Entomocorus gameroi

Scientific classification
- Domain: Eukaryota
- Kingdom: Animalia
- Phylum: Chordata
- Class: Actinopterygii
- Order: Siluriformes
- Family: Auchenipteridae
- Genus: Entomocorus
- Species: E. gameroi
- Binomial name: Entomocorus gameroi Mago-Leccia, 1984

= Entomocorus gameroi =

- Authority: Mago-Leccia, 1984

Species of fish

Entomocorus gameroi is a species of driftwood catfish native (possibly endemic) to Venezuela and questionably present in Colombia. It is found in the Apure River basin. It grows to a length of 7.0 cm and can be distinguished from its congeners by an oblique band crossing from the dorsal profile of the caudal peduncle to the middle-upper rays of the caudal fin. E. gameroi is classified as an omnivore with a tendency towards insectivory; it has been found to eat cladocerans, copepods, and water mites, as well as ostracods, insects including coleopterans, dipterans, ephemeropterans, hemipterans, and seeds and other vegetal matter.

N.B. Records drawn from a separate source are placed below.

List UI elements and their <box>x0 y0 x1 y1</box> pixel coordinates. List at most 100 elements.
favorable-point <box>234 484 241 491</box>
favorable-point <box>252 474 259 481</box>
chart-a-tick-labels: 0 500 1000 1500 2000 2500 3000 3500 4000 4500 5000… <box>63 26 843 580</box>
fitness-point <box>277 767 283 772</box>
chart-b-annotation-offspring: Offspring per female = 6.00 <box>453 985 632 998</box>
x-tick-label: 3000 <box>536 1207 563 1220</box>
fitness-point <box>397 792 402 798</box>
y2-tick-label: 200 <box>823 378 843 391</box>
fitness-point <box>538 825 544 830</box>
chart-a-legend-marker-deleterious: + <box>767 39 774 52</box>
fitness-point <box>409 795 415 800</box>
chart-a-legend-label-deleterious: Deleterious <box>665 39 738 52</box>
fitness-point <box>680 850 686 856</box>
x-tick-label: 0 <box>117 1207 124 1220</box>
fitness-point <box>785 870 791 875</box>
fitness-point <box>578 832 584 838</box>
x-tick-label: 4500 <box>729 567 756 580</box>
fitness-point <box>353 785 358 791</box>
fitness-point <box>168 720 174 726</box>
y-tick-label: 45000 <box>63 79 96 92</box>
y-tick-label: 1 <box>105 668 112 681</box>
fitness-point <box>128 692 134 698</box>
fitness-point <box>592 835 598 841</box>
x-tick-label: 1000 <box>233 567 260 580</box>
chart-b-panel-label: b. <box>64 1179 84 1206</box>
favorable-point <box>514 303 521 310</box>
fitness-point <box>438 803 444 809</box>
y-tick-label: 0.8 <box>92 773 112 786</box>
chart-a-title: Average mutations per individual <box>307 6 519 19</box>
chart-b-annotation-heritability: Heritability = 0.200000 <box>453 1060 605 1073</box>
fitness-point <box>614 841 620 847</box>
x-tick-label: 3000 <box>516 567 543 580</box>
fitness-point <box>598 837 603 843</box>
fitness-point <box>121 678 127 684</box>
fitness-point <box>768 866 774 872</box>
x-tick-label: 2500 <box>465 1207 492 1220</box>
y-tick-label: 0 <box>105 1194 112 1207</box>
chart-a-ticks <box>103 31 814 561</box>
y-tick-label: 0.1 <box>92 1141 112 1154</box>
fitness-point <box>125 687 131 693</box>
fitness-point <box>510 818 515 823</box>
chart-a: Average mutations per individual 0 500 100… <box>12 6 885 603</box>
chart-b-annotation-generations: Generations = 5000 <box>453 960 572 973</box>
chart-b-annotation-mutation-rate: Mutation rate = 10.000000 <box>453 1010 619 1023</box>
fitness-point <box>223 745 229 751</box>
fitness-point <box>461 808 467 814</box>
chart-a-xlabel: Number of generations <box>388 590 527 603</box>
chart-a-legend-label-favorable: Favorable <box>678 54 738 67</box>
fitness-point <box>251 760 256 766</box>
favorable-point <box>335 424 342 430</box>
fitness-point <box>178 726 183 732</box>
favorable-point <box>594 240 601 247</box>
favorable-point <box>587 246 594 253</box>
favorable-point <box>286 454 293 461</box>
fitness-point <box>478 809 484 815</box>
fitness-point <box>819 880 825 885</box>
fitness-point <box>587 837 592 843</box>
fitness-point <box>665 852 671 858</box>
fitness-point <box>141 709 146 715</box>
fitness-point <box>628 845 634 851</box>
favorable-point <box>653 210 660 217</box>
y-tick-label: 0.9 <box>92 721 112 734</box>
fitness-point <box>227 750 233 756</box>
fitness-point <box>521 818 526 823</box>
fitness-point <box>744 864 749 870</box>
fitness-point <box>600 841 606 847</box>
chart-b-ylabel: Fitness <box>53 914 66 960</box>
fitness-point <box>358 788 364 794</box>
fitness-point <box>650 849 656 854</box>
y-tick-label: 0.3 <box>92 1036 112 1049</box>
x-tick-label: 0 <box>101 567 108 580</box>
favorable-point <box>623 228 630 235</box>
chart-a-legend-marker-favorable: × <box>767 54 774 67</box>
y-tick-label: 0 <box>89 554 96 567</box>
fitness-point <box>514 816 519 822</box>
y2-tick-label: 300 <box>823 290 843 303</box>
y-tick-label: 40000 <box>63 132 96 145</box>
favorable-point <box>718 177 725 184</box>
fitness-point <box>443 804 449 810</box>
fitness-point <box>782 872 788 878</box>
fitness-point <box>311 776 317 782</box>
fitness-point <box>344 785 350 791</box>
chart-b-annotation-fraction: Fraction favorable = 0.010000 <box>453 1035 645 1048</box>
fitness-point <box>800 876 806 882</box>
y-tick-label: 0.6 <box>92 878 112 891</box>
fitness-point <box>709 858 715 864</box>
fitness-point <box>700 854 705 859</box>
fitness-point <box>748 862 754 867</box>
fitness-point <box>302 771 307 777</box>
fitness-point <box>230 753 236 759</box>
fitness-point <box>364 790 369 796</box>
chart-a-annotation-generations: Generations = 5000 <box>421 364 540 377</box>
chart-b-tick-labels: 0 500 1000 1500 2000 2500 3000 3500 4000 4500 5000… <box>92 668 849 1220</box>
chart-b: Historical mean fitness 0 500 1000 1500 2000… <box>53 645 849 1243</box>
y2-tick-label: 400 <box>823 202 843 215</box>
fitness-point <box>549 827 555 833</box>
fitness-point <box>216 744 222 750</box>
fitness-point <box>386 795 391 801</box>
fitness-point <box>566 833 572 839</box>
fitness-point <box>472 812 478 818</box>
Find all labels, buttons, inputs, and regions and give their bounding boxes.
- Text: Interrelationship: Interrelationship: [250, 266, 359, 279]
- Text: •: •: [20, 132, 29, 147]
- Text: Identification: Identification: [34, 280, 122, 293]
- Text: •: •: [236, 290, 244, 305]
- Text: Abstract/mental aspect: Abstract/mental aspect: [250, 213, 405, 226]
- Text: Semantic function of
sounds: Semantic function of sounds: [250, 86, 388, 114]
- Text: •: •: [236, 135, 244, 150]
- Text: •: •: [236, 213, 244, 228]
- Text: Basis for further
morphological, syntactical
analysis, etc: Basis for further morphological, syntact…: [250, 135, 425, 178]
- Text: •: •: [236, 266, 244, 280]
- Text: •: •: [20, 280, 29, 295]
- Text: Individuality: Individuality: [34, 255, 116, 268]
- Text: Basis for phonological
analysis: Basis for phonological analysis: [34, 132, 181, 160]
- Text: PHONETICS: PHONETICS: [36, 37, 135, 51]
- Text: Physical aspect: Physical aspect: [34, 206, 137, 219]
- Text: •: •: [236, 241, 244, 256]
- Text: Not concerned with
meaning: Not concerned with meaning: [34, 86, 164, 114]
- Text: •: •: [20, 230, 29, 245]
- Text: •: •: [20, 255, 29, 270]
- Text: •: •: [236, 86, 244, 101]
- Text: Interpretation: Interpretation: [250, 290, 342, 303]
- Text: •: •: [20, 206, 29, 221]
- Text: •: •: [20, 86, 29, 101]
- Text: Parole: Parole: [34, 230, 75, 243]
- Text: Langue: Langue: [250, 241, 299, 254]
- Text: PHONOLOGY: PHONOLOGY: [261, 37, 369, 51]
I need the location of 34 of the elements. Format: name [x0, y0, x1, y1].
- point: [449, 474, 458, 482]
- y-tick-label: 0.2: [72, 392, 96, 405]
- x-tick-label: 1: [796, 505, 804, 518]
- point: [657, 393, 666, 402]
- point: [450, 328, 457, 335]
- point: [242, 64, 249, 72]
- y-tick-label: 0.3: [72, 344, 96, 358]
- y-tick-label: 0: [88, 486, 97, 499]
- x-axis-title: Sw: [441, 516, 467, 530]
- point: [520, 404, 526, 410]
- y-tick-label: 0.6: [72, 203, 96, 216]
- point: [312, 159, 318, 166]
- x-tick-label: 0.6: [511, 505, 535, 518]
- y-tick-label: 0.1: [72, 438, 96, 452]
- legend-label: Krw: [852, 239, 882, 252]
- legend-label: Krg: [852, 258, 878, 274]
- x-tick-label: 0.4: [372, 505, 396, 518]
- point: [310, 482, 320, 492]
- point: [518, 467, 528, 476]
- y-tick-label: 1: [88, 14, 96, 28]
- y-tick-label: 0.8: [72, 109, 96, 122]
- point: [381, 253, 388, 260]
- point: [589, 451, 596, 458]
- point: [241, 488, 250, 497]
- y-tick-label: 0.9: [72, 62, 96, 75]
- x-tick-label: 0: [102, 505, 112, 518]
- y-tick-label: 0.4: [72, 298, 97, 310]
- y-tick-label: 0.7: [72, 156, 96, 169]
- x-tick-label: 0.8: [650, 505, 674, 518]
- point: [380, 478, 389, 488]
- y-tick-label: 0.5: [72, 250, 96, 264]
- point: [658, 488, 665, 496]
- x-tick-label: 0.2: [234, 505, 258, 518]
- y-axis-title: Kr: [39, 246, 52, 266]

During the day, E. gameroi rests motionlessly. This species has been found to hide among the submerged roots of water hyacinth during the day, but may also use alternative sources of shelter such as wood, rocks, and other benthic substrata in hyacinth-free locations.

The reproductive cycle of E. gameroi has been studied, and it is believed that this species is short-lived. Fish of this species reach sexual maturity within a year and perish soon after. Members of a given cohort are never found in the studied lake the next year.